The current model already possesses the capability to pinpoint specific building elements, such as roofs and windows, that are experiencing the greatest heat loss, and to discern between older and more modern structures. However, the researchers are confident that they can significantly heighten the level of detail and precision.

They are already in the process of training AI models based on thermal building images from other cities in the UK and are collaborating with a space-oriented organization to leverage higher-resolution thermal images obtained from new satellites.

Notably, Bardhan has played a role in the NSIP – UK Space Agency program, where she worked in conjunction with the Department of Astronomy and Cambridge Zero to employ high-resolution thermal infrared space telescopes for the global monitoring of building energy efficiency.

Sun stated, “Our models will increasingly help residents and authorities to target retrofitting interventions to particular building features like walls, windows, and other elements.”

Bardhan elucidates that hitherto, policy decisions pertaining to decarbonization have relied on information sourced from restricted datasets. However, she holds a positive outlook regarding AI’s potential to transform this situation.

Sun added, “We can now deal with far larger datasets. Moving forward with climate change, we need adaptation strategies based on evidence of the kind provided by our model. Even very simple street view photographs can offer a wealth of information without putting anyone at risk.”

The researchers contend that increasing the visibility and accessibility of data to the public will significantly facilitate the process of garnering consensus for endeavors aimed at reaching a net-zero goal.

Empowering people with their own data makes it much easier for them to negotiate for support.

Dr Ronita Bardhan, PhD Supervisor, University of Cambridge

Bardhan added, “There is a lot of talk about the need for specialized skills to achieve decarbonization but these are simple data sets and we can make this model very user friendly and accessible for the authorities and individual residents.”

Cambridge as a Study Site

Cambridge serves as a unique yet instructive foundation for the initial model. Bardhan points out that Cambridge’s relatively higher affluence translates to a greater inclination and financial capacity for household decarbonization.

Bardhan stated, “Cambridge isn’t ‘hard to reach’ for decarbonization in that sense. But the city’s housing stock is quite old and building bylaws prevent retrofitting and the use of modern materials in some of the more historically important properties. So it faces interesting challenges.”

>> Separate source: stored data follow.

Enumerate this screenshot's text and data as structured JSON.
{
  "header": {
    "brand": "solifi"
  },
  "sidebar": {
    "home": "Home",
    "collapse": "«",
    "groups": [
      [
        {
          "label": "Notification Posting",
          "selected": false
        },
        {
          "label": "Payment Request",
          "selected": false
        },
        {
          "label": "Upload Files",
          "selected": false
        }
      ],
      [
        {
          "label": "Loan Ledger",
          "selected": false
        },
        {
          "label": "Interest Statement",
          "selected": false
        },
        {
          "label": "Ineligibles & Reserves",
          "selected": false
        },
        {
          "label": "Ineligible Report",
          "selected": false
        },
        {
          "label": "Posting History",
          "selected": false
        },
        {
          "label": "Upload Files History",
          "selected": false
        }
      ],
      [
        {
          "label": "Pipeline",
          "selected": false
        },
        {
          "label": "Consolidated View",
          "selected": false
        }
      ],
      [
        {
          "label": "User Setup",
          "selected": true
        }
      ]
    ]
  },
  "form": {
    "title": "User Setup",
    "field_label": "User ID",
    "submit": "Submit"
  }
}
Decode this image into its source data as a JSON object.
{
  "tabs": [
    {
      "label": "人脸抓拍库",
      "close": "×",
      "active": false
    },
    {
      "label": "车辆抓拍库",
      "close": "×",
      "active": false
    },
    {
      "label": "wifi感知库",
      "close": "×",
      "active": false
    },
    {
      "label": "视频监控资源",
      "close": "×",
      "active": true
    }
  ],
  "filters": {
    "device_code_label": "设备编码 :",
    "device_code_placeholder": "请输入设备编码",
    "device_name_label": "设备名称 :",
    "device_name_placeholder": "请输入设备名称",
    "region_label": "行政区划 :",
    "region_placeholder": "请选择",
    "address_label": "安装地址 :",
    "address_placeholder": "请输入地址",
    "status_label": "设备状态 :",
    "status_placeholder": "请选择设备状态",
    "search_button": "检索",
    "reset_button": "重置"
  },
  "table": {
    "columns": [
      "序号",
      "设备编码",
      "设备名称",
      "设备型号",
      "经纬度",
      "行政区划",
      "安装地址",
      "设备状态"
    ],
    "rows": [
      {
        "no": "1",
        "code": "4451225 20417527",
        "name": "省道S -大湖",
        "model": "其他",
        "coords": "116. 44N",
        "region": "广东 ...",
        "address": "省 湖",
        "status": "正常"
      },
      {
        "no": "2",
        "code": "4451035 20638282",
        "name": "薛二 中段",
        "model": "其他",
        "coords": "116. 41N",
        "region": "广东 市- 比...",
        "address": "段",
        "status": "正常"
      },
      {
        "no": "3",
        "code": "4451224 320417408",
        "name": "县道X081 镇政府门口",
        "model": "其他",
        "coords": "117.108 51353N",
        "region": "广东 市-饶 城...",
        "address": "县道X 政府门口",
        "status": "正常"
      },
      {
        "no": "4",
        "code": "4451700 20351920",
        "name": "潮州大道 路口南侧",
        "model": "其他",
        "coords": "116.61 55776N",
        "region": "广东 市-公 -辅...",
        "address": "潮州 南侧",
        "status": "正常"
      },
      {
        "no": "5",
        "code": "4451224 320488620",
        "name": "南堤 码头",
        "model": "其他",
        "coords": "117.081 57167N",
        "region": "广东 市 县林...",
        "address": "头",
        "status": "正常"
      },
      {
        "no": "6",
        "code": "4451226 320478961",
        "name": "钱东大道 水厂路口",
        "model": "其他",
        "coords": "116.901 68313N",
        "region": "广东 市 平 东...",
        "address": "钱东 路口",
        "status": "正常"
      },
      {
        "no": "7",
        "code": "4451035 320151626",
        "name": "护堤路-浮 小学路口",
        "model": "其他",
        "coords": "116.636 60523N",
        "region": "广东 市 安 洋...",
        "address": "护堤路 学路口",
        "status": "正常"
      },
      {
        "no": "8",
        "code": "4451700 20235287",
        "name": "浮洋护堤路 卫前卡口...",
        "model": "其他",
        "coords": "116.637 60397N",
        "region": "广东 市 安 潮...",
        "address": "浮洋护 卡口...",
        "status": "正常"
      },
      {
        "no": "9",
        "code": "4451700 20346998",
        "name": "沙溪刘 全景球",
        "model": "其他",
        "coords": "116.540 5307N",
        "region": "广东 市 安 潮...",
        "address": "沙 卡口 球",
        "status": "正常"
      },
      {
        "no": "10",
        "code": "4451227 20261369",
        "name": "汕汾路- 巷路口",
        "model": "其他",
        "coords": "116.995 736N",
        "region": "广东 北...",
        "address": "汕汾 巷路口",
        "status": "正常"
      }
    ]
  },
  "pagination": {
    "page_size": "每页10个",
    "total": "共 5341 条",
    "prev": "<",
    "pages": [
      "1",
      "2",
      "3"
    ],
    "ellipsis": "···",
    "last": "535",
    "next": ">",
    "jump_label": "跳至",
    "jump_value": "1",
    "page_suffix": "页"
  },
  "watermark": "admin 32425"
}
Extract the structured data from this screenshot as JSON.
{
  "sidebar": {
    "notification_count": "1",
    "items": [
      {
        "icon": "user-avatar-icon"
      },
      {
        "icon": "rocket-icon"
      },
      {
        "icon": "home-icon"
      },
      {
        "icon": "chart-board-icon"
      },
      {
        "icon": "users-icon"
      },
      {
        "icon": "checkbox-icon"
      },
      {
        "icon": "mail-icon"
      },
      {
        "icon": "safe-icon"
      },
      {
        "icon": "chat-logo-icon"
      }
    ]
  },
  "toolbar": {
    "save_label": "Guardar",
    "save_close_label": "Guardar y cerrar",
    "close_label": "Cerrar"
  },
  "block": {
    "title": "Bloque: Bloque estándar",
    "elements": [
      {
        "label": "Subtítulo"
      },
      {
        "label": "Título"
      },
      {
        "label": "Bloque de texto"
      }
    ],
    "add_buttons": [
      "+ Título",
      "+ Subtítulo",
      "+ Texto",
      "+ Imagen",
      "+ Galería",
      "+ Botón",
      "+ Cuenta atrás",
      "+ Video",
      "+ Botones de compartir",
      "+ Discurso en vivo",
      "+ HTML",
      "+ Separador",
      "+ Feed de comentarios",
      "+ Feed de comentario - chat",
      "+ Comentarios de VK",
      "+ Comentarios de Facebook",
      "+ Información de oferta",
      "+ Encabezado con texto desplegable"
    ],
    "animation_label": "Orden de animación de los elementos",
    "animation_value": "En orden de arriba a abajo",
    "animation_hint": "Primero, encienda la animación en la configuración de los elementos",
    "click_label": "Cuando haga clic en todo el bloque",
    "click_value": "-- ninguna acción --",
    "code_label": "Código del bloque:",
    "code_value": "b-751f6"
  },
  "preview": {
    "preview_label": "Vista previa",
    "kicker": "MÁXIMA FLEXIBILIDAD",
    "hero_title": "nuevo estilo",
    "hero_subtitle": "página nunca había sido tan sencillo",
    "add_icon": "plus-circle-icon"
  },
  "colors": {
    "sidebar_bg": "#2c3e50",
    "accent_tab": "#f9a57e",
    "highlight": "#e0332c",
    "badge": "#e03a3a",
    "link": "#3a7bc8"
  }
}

The researchers plan to share their discoveries with the Cambridge City Council. Bardhan has previously collaborated with the Council on assessing heat loss in council houses. Additionally, they will maintain their collaboration with colleagues at Cambridge Zero and the University’s Decarbonisation Network.

Journal Reference

Sun, M & Bardhan, R (2023) Identifying Hard-to-Decarbonize houses from multi-source data in Cambridge, UK. Sustainable Cities and Society.